Where MLA, SWA+sinks, and dynamic sparse all attack per-device attention cost, CP shards the sequence dimension itself across N devices. At s ≥ 128K, even FlashAttention on H100 runs out of HBM for activations and wallclock becomes prohibitive. CP gives near-linear memory and time scaling. The catch: attention is non-local in s, so devices must exchange K/V to compute the full mixing matrix.

Tensor (s × d):
DP: each device holds full seq, different batches — useless for one long seq
TP: each device holds full seq, sharded heads/d_h — activation mem still O(s)
CP: each device holds s/N tokens, full d — activation mem O(s/N) ◄

For long-context training, activation memory binds first. Only CP attacks it directly.

Pass K/V chunks around a ring while computing partial attention with online softmax — FlashAttention’s trick, distributed.

┌──► Device 0: Q_0, K_0, V_0 ──┐
│ │
│ Device 1: Q_1, K_1, V_1 │ Q stays put.
│ │ K/V chunks rotate
│ Device 2: Q_2, K_2, V_2 │ through N steps.
│ │
└──────── Device N-1 ◄───────┘

Per-device loop (local rank i, Q_i fixed, K/V buffers rotate):

for t in 0..N-1:
K_t, V_t = recv_from_prev() # async, overlaps below
S = Q_i @ K_t.T / √d
m_new = max(m, S.max(-1))
O = O · exp(m - m_new) + exp(S - m_new) @ V_t
ℓ = ℓ · exp(m - m_new) + exp(S - m_new).sum(-1)
m = m_new
send_to_next(K_t, V_t)
O = O / ℓ

After N steps, O_i is correct for device i’s s/N queries. The rest of the layer (FFN, output projection) is local — no further CP comm.

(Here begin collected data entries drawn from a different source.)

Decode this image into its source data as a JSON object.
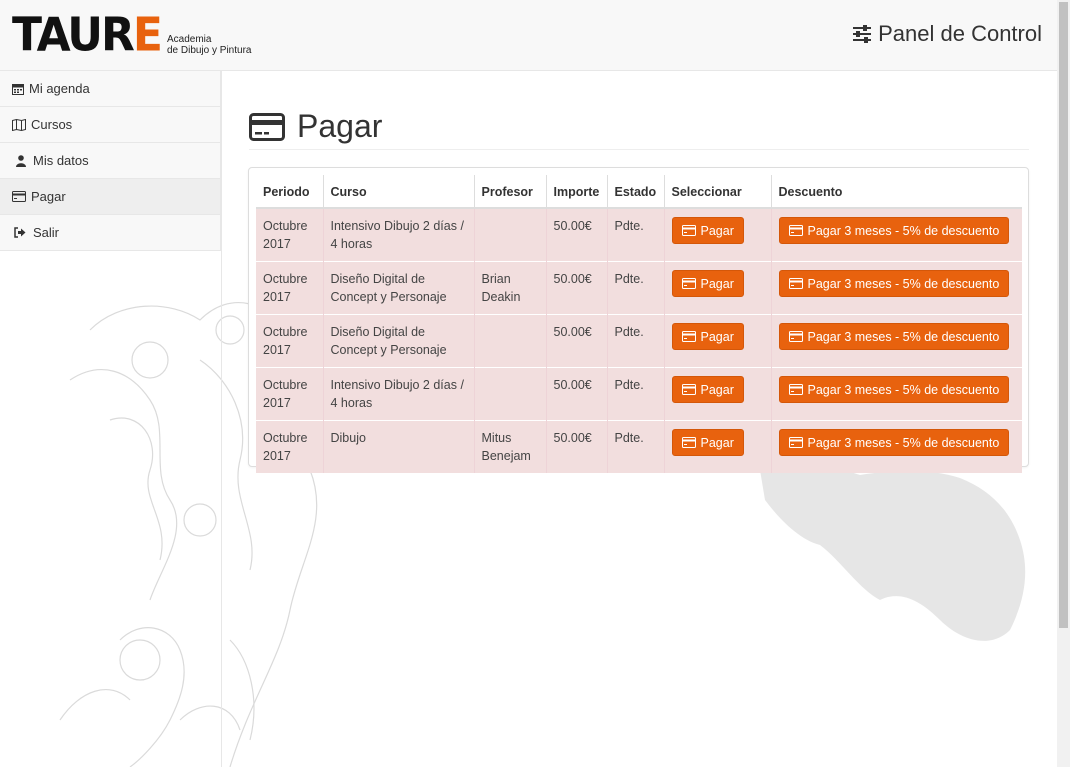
{
  "header": {
    "logo_main": "TAUR",
    "logo_accent": "E",
    "logo_sub_line1": "Academia",
    "logo_sub_line2": "de Dibujo y Pintura",
    "panel_label": "Panel de Control"
  },
  "sidebar": {
    "items": [
      {
        "label": "Mi agenda",
        "icon": "calendar-icon"
      },
      {
        "label": "Cursos",
        "icon": "map-icon"
      },
      {
        "label": "Mis datos",
        "icon": "user-icon"
      },
      {
        "label": "Pagar",
        "icon": "credit-card-icon"
      },
      {
        "label": "Salir",
        "icon": "sign-out-icon"
      }
    ]
  },
  "page": {
    "title": "Pagar",
    "title_icon": "credit-card-icon"
  },
  "table": {
    "headers": [
      "Periodo",
      "Curso",
      "Profesor",
      "Importe",
      "Estado",
      "Seleccionar",
      "Descuento"
    ],
    "pay_label": "Pagar",
    "discount_label": "Pagar 3 meses - 5% de descuento",
    "rows": [
      {
        "periodo": "Octubre 2017",
        "curso": "Intensivo Dibujo 2 días / 4 horas",
        "profesor": "",
        "importe": "50.00€",
        "estado": "Pdte."
      },
      {
        "periodo": "Octubre 2017",
        "curso": "Diseño Digital de Concept y Personaje",
        "profesor": "Brian Deakin",
        "importe": "50.00€",
        "estado": "Pdte."
      },
      {
        "periodo": "Octubre 2017",
        "curso": "Diseño Digital de Concept y Personaje",
        "profesor": "",
        "importe": "50.00€",
        "estado": "Pdte."
      },
      {
        "periodo": "Octubre 2017",
        "curso": "Intensivo Dibujo 2 días / 4 horas",
        "profesor": "",
        "importe": "50.00€",
        "estado": "Pdte."
      },
      {
        "periodo": "Octubre 2017",
        "curso": "Dibujo",
        "profesor": "Mitus Benejam",
        "importe": "50.00€",
        "estado": "Pdte."
      }
    ]
  },
  "colors": {
    "accent": "#e8620e",
    "row_danger": "#f2dede"
  }
}
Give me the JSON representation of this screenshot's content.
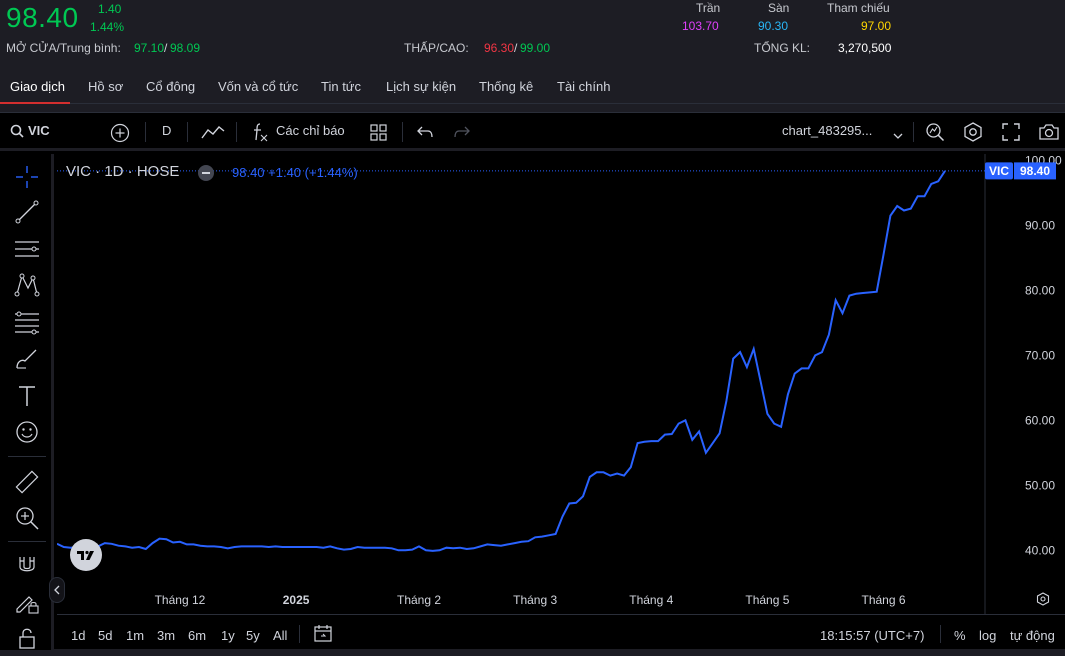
{
  "quote": {
    "price": "98.40",
    "change": "1.40",
    "change_pct": "1.44%",
    "open_avg_label": "MỞ CỬA/Trung bình:",
    "open": "97.10",
    "sep": "/",
    "avg": "98.09",
    "lowhigh_label": "THẤP/CAO:",
    "low": "96.30",
    "high": "99.00",
    "ceiling_label": "Trần",
    "ceiling": "103.70",
    "floor_label": "Sàn",
    "floor": "90.30",
    "ref_label": "Tham chiếu",
    "ref": "97.00",
    "vol_label": "TỔNG KL:",
    "volume": "3,270,500"
  },
  "tabs": [
    "Giao dịch",
    "Hồ sơ",
    "Cổ đông",
    "Vốn và cổ tức",
    "Tin tức",
    "Lịch sự kiện",
    "Thống kê",
    "Tài chính"
  ],
  "toolbar": {
    "symbol": "VIC",
    "interval": "D",
    "indicators": "Các chỉ báo",
    "chart_name": "chart_483295..."
  },
  "legend": {
    "title": "VIC · 1D · HOSE",
    "values": "98.40  +1.40 (+1.44%)"
  },
  "price_tag": {
    "symbol": "VIC",
    "value": "98.40"
  },
  "bottombar": {
    "ranges": [
      "1d",
      "5d",
      "1m",
      "3m",
      "6m",
      "1y",
      "5y",
      "All"
    ],
    "time": "18:15:57 (UTC+7)",
    "pct": "%",
    "log": "log",
    "auto": "tự động"
  },
  "colors": {
    "up": "#00c853",
    "down": "#f23645",
    "ceiling": "#e040fb",
    "floor": "#29b6f6",
    "ref": "#ffd600",
    "line": "#2962ff"
  },
  "chart_data": {
    "type": "line",
    "yticks": [
      "100.00",
      "90.00",
      "80.00",
      "70.00",
      "60.00",
      "50.00",
      "40.00"
    ],
    "ylim": [
      36.5,
      101
    ],
    "xticks": [
      {
        "label": "Tháng 12",
        "x": 18
      },
      {
        "label": "2025",
        "x": 35
      },
      {
        "label": "Tháng 2",
        "x": 53
      },
      {
        "label": "Tháng 3",
        "x": 70
      },
      {
        "label": "Tháng 4",
        "x": 87
      },
      {
        "label": "Tháng 5",
        "x": 104
      },
      {
        "label": "Tháng 6",
        "x": 121
      }
    ],
    "series": [
      {
        "values": [
          41.0,
          40.5,
          40.4,
          40.5,
          40.4,
          40.4,
          40.6,
          41.1,
          41.0,
          40.7,
          40.6,
          40.4,
          40.5,
          40.2,
          41.1,
          41.8,
          41.7,
          41.2,
          41.3,
          40.9,
          40.9,
          40.7,
          40.6,
          40.6,
          40.5,
          40.3,
          40.5,
          40.6,
          40.6,
          40.6,
          40.6,
          40.5,
          40.6,
          40.5,
          40.5,
          40.5,
          40.5,
          40.5,
          40.5,
          40.4,
          40.6,
          40.3,
          40.1,
          40.2,
          40.5,
          40.4,
          40.4,
          40.4,
          40.4,
          40.3,
          40.0,
          40.0,
          40.1,
          40.6,
          40.0,
          39.9,
          40.0,
          40.4,
          40.3,
          40.4,
          40.2,
          40.3,
          40.6,
          40.9,
          40.8,
          40.7,
          40.9,
          41.1,
          41.3,
          41.4,
          42.0,
          42.1,
          42.3,
          42.5,
          45.2,
          47.2,
          47.3,
          48.3,
          51.3,
          52.0,
          52.0,
          51.5,
          51.8,
          51.5,
          52.8,
          56.5,
          56.7,
          56.8,
          56.8,
          57.8,
          57.9,
          59.5,
          60.0,
          57.0,
          58.3,
          55.0,
          56.5,
          58.0,
          63.0,
          69.5,
          70.5,
          68.2,
          71.0,
          66.0,
          61.0,
          59.5,
          59.0,
          64.0,
          67.2,
          68.0,
          68.0,
          70.0,
          70.5,
          73.2,
          78.5,
          76.5,
          79.2,
          79.5,
          79.6,
          79.7,
          79.8,
          85.5,
          91.5,
          93.0,
          92.3,
          92.6,
          94.5,
          94.5,
          96.4,
          96.8,
          98.4
        ]
      }
    ]
  }
}
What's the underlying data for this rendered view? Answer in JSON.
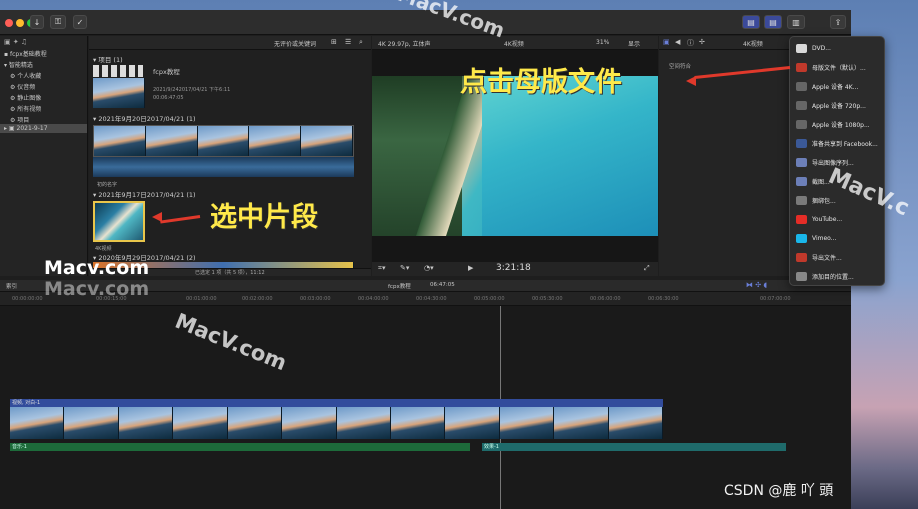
{
  "toolbar": {
    "library_title": "fcpx基础教程",
    "keyword_filter": "无评价或关键词",
    "clip_info": "4K 29.97p, 立体声",
    "viewer_clip": "4K视频",
    "zoom": "31%",
    "view_menu": "显示",
    "inspector_clip": "4K视频",
    "space": "空间符合"
  },
  "sidebar": {
    "items": [
      {
        "label": "fcpx基础教程"
      },
      {
        "label": "智能精选"
      },
      {
        "label": "个人收藏"
      },
      {
        "label": "仪音频"
      },
      {
        "label": "静止图像"
      },
      {
        "label": "所有视频"
      },
      {
        "label": "项目"
      },
      {
        "label": "2021-9-17"
      }
    ]
  },
  "browser": {
    "projects_header": "项目",
    "projects_count": "(1)",
    "project_name": "fcpx教程",
    "project_date": "2021/9/242017/04/21 下午6:11",
    "project_duration": "00:06:47:05",
    "group1": "2021年9月20日2017/04/21",
    "group1_count": "(1)",
    "group2_caption": "初的名字",
    "group2": "2021年9月17日2017/04/21",
    "group2_count": "(1)",
    "clip_label": "4K视频",
    "group3": "2020年9月29日2017/04/21",
    "group3_count": "(2)",
    "status": "已选定 1 项（共 5 项），11:12"
  },
  "viewer": {
    "timecode": "3:21:18"
  },
  "timeline": {
    "index_tab": "索引",
    "project": "fcpx教程",
    "duration": "06:47:05",
    "ticks": [
      "00:00:00:00",
      "00:00:15:00",
      "00:01:00:00",
      "00:02:00:00",
      "00:03:00:00",
      "00:04:00:00",
      "00:04:30:00",
      "00:05:00:00",
      "00:05:30:00",
      "00:06:00:00",
      "00:06:30:00",
      "00:07:00:00"
    ],
    "clip_name": "视频, 对白-1",
    "audio1": "音乐-1",
    "audio2": "效果-1"
  },
  "share_menu": {
    "items": [
      {
        "label": "DVD...",
        "icon": "dvd-icon",
        "color": "#d9d9d9"
      },
      {
        "label": "母版文件（默认）...",
        "icon": "master-file-icon",
        "color": "#c0392b"
      },
      {
        "label": "Apple 设备 4K...",
        "icon": "device-icon",
        "color": "#666666"
      },
      {
        "label": "Apple 设备 720p...",
        "icon": "device-icon",
        "color": "#666666"
      },
      {
        "label": "Apple 设备 1080p...",
        "icon": "device-icon",
        "color": "#666666"
      },
      {
        "label": "准备共享到 Facebook...",
        "icon": "facebook-icon",
        "color": "#3b5998"
      },
      {
        "label": "导出图像序列...",
        "icon": "image-sequence-icon",
        "color": "#6c7fb8"
      },
      {
        "label": "截图...",
        "icon": "screenshot-icon",
        "color": "#6c7fb8"
      },
      {
        "label": "捆绑包...",
        "icon": "bundle-icon",
        "color": "#7a7a7a"
      },
      {
        "label": "YouTube...",
        "icon": "youtube-icon",
        "color": "#e52d27"
      },
      {
        "label": "Vimeo...",
        "icon": "vimeo-icon",
        "color": "#1ab7ea"
      },
      {
        "label": "导出文件...",
        "icon": "export-file-icon",
        "color": "#c0392b"
      },
      {
        "label": "添加目的位置...",
        "icon": "add-destination-icon",
        "color": "#888888"
      }
    ]
  },
  "annotations": {
    "master": "点击母版文件",
    "select": "选中片段"
  },
  "watermarks": {
    "macv_upper": "MacV.com",
    "macv_right": "MacV.c",
    "macv_left": "Macv.com",
    "macv_left2": "Macv.com",
    "macv_mid": "MacV.com",
    "credit": "CSDN @鹿 吖 頭 "
  }
}
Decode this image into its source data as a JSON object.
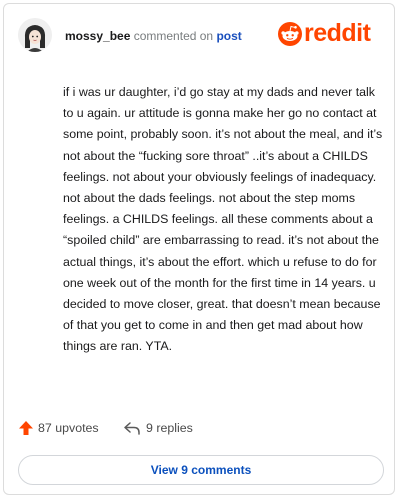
{
  "comment": {
    "username": "mossy_bee",
    "action_text": "commented on",
    "post_link": "post",
    "body": "if i was ur daughter, i’d go stay at my dads and never talk to u again. ur attitude is gonna make her go no contact at some point, probably soon. it’s not about the meal, and it’s not about the “fucking sore throat” ..it’s about a CHILDS feelings. not about your obviously feelings of inadequacy. not about the dads feelings. not about the step moms feelings. a CHILDS feelings. all these comments about a “spoiled child” are embarrassing to read. it’s not about the actual things, it’s about the effort. which u refuse to do for one week out of the month for the first time in 14 years. u decided to move closer, great. that doesn’t mean because of that you get to come in and then get mad about how things are ran. YTA.",
    "upvotes_label": "87 upvotes",
    "replies_label": "9 replies",
    "view_button_label": "View 9 comments"
  },
  "brand": {
    "name": "reddit",
    "color": "#ff4500"
  },
  "icons": {
    "upvote": "upvote-arrow-icon",
    "reply": "reply-arrow-icon",
    "logo": "reddit-alien-icon",
    "avatar": "avatar-girl-icon"
  },
  "colors": {
    "link": "#1a4fbd",
    "button_text": "#0b50bd",
    "upvote": "#ff4500"
  }
}
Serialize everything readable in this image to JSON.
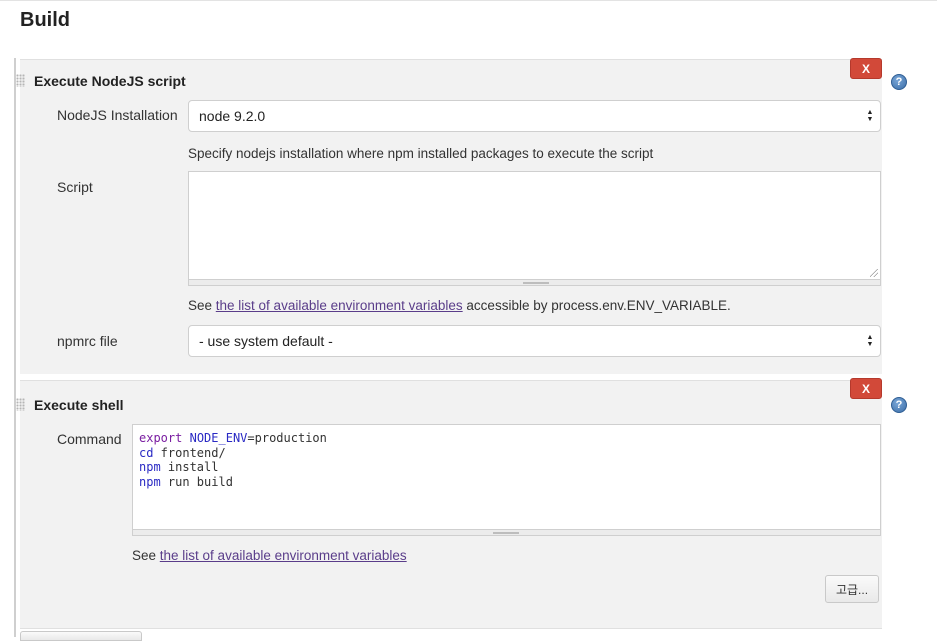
{
  "section": {
    "title": "Build"
  },
  "nodejs_step": {
    "title": "Execute NodeJS script",
    "delete_label": "X",
    "help_label": "?",
    "installation_label": "NodeJS Installation",
    "installation_value": "node 9.2.0",
    "installation_help": "Specify nodejs installation where npm installed packages to execute the script",
    "script_label": "Script",
    "script_value": "",
    "env_help_prefix": "See ",
    "env_help_link": "the list of available environment variables",
    "env_help_suffix": " accessible by process.env.ENV_VARIABLE.",
    "npmrc_label": "npmrc file",
    "npmrc_value": "- use system default -"
  },
  "shell_step": {
    "title": "Execute shell",
    "delete_label": "X",
    "help_label": "?",
    "command_label": "Command",
    "command_lines": [
      "export NODE_ENV=production",
      "cd frontend/",
      "npm install",
      "npm run build"
    ],
    "env_help_prefix": "See ",
    "env_help_link": "the list of available environment variables",
    "advanced_label": "고급..."
  },
  "colors": {
    "delete_red": "#d24939",
    "link_purple": "#5a3d8a",
    "keyword": "#7a1ea1",
    "variable": "#2a2ac4"
  }
}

(All-gather CP — gather full K,V then run local attention — is simpler but defeats the memory purpose. Used only when comm is free and the problem is pure compute.)

Naïve contiguous sharding wrecks balance under causal masks: device 0’s early tokens attend to ~1/N of keys; device N-1’s attend to all. Up to imbalance.

Zigzag sharding (Llama 3, Megatron-CP): device i gets tokens {i, 2N−1−i, 2N+i, 4N−1−i, ...}. Every device gets a mixed early/late distribution, equalizing work to within ~5%.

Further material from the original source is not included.